Nunca quise ser mayor: llevar bolso en lugar de mochila, salir con chicos y tomar decisiones me parecía un coñazo supino. Me lo parecía porque lo es. Por eso, cada septiembre, se me encasquilla la melancolía: yo no quiero tener hijos que vayan al cole; yo quiero ir al cole.
Quiero pasarme dos meses y medio rebozándome en la arena, sin que me moleste el picor de la sal en la piel, sin que las manchas solares invadan mi jeta, sin preocuparme por si los postres engordan. Quiero llorar al despedirme de los colegas de mi Verano Azul particular y tener el absoluto convencimiento de que no superaré nunca esa tristeza devastadora. Y que se me pase nada más encontrarme con mi compi de pupitre.
Quiero volver a soñar, cada comienzo de curso, que se me olvidan todos los libros, que llego sin zapatos al cole, que la monja de turno me manda a casa porque llevo bañador en lugar de uniforme.
Quiero estrenar lápices, libretas y gomas de borrar con olor a fresa, y que esas piernecitas morenas, que contrastan con los calcetines blanco fluorescente, sean las mías. Que los zapatos novísimos estén en mis pies. Que mi cabeza la ocupen dos coletas perfectamente simétricas y gemelas que en tres horas no se parecerán en nada la una a la otra. Que las costras adornen mis rodillas durante años, sin pausa.
Quiero sentirme mayor al ocupar la clase de los mayores, comprobar que la mala leche de la de latín tampoco es para tanto. Quiero que "La Seño" requise los papelitos que circulan por la clase a modo de WhatsApp rústico.
Quiero fabricar “arena fina” rascando con mis manitas el suelo del patio, modelar pelotas de barro y meterlas en el congelador para desgracia de mi pobre madre, confeccionar pulseras de plástico compulsivamente. Qué habría sido de nosotras de existir móviles y demás pantallas. Qué será de esos niños cuyo ecosistema se reduce a un cuadradito de cristal.
Quiero irme de colonias a Torrebonica para cuidar conejos, y que una amiguita me termine la trenza porque yo no llego.
Quiero ignorar que hay vida más allá de esos muros grises que contienen mi maravilloso mundo de saltos a la comba, a la goma y a la rayuela.

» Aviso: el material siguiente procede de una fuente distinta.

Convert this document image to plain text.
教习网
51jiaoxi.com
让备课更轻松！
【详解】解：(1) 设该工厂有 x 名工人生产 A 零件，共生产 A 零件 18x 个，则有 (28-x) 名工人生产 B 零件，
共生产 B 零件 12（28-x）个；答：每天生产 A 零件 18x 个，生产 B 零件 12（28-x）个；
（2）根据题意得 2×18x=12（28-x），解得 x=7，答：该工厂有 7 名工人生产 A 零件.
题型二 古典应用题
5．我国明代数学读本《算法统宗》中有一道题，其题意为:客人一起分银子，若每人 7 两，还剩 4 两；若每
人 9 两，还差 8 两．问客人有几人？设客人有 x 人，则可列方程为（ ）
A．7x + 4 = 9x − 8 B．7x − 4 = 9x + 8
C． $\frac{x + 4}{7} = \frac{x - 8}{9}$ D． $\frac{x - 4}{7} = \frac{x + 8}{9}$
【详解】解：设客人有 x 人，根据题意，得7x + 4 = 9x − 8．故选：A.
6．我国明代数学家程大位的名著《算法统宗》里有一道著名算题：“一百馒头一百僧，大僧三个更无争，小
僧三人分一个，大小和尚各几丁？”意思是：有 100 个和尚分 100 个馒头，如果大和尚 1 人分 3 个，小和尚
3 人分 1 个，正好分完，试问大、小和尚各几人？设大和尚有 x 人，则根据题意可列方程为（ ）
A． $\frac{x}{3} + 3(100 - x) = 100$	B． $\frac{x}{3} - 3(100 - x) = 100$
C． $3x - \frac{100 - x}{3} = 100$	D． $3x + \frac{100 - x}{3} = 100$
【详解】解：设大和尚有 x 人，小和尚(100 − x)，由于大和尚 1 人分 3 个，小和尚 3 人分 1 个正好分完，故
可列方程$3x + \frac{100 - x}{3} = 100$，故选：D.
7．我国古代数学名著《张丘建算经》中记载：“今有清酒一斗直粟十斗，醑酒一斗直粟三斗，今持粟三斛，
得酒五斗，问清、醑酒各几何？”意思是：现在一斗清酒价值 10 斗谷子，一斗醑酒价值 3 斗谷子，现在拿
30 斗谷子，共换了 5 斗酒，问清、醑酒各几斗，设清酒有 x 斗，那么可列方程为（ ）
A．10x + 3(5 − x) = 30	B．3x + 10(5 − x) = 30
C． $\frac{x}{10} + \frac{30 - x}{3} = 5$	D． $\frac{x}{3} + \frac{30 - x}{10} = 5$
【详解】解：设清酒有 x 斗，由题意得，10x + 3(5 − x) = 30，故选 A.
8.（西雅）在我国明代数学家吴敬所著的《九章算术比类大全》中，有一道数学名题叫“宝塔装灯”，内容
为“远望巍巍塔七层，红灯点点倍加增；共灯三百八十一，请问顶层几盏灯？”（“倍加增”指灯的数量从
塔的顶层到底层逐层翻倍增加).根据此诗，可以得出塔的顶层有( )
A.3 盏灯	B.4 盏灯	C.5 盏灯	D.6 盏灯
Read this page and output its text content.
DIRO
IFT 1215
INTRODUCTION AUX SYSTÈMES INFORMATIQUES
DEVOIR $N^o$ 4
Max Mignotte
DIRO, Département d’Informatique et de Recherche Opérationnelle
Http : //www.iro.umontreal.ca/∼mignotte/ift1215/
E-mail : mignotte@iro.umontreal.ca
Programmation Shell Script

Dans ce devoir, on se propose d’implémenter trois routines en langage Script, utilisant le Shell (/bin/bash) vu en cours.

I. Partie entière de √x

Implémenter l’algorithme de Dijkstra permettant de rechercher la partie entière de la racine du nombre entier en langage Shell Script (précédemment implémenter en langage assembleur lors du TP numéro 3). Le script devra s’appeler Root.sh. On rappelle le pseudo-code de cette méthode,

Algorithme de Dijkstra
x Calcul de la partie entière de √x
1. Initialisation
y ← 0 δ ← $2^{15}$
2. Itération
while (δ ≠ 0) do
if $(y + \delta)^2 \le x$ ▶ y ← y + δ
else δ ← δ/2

Voy a masticar papel y luego lanzar la bola informe para que se quede pegada al techo. Qué divertido, qué asqueroso. Ojalá Óscar reventara otra vez un Típex contra la pizarra tiñendo nuestras cabelleras de tinta blanca imborrable. Quiero volver a bailar la Lambada con veinte niñas por los pasillos y que Sor Gracia nos castigue. Quiero tirarme de culo por las escaleras desgastadas que daban al gimnasio mientras Sor Gonzaga grita mi apellido, desquiciada.
Quiero vivir en comuna perpetua con mis compis del cole, incluso con las que no soportaba, con las que no soporto. Porque sin ellas no sería lo mismo. Quiero que me guste un chico, o dos, o catorce. Y que no pase nada.
Quiero reservar la Súper Pop los jueves en la papelería de mi pueblo, para hojearla sentada en la puerta de mi colegio mientras espero con Luisa García a que pase en moto el chico que nos gusta. Uno de los catorce que nos gustan.
Quiero hacer los deberes rapidito para bajar a la calle con mis vecinos del tercero. Gritar sus nombres: Ireneeeee, Manueeeel, Beaaaa. Que se asome vuestra madre por la ventana y me diga "Mari, guapa, ahora bajan", con esa sonrisa paciente que todavía me regala de vez en cuando. Y jugar sin mirar el reloj, porque los adultos se encargan de marcar las horas.
Quiero volver a escuchar aquel texto de mi profe de catalán en el que recordaba sus años de escuela mientras se le saltaba la lágrima a ella y a mí. Ella me doblaba la edad. Yo se la doblo a ella ahora.
Quiero que los años pasen lentos otra vez y sentir que esto nunca se acabará, porque es lo único que conozco. Y me gusta.
Quiero escribir con boli borrable, por si acaso. Que la vida sea borrable, por si acaso.